Wie autonom darf die Schule werden?

■ In Holland sollen Schulen pädagogische Autonomie erhalten / Bremer GEW gegen „schrankenlose Autonomie“

Holland ist unendlich weit weg von Bremen. „Management Consultant“ Theo Liket von der Universität Amsterdam referierte gestern über die holländische Schulreform auf einer Tagung der GEW, und trotz des freundlichen Beifalls wurde doch schnell deutlich, daß Welten zwischen den beiden Nachbarn liegen.

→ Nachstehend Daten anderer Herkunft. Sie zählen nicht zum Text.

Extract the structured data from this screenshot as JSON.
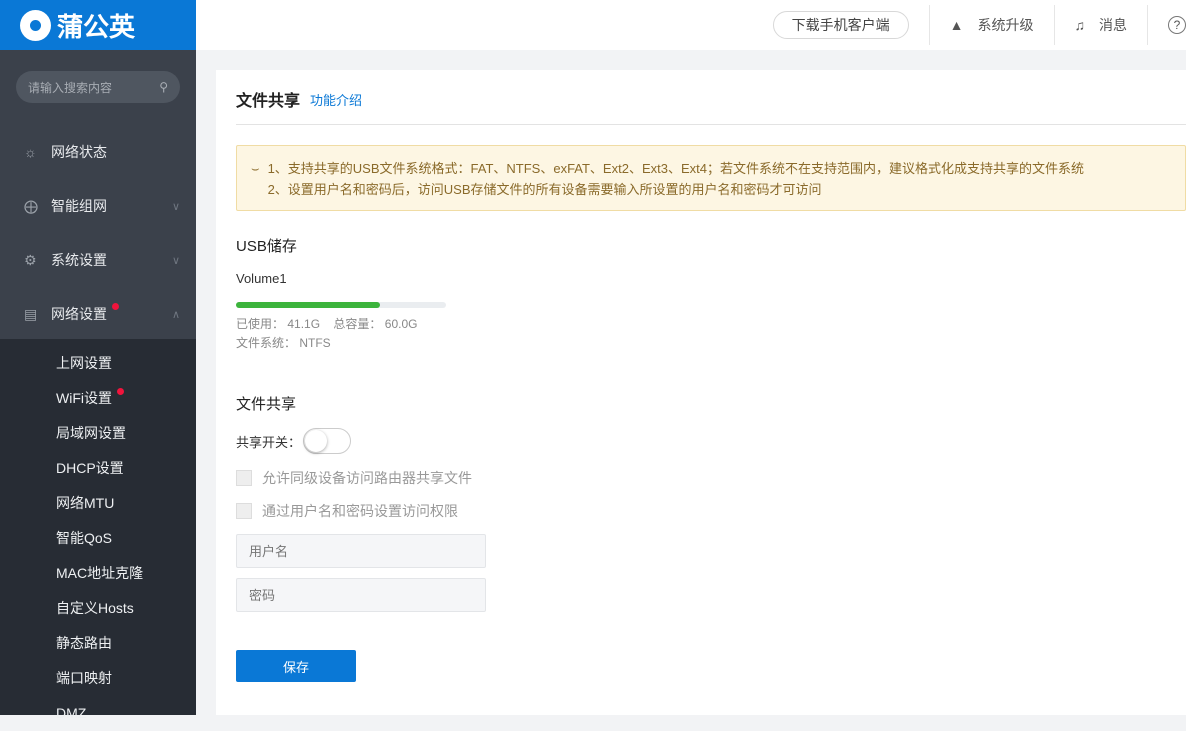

In Holland, so der Pädagoge, ist die Schulwahl „total frei“. 73 Prozent der SchülerInnen gehen auf Privatschulen. Sogar die Lehrergewerkschaft habe jetzt den Beschluß unterstützt, den Schulen mit einer Pauschalfinanzierung einfach das Geld zu überweisen und ihnen dann weitestgehende Autonomie zu gewähren, berichtete Liket. Die Autonomie habe einen „gewaltigen Einfluß auf die Innovation der Lehrer dort, wo sie motiviert sind“, freute sich der Holländer. Die Schulen seien eben keine Anstalten wie Gefängnisse, sondern lebendige soziale Organismen. In Deutschland werde er immer gefragt: „Wie ist das geregelt? Nein, das ist nicht geregelt, das ist ja gerade das Interessante, pädagogisch gesehen.“ Er sei Mitglied der nordrheinwestfälischen Schulreform-Kommission und habe die dortige Behörde einmal gebeten, ihm die gesetzlichen Grundlagen zukommen zu lassen. Da sei ein Paket mit 1600 Seiten gekommen, selbst das Mitführen des Verbandszeugs beim Bergwandern sei in Paragrafen geregelt. Gelächter im Saal, in dem 150 GEW-VertreterInnen gebannt zuhören. In Bremen wird seit drei Jahren über das Thema Autonomie in bildungspolitischen Zirkeln debattiert, geschehen ist bisher aber nichts. In der GEW-Diskussion über das Liket-Referat dominierten denn auch die Bedenken.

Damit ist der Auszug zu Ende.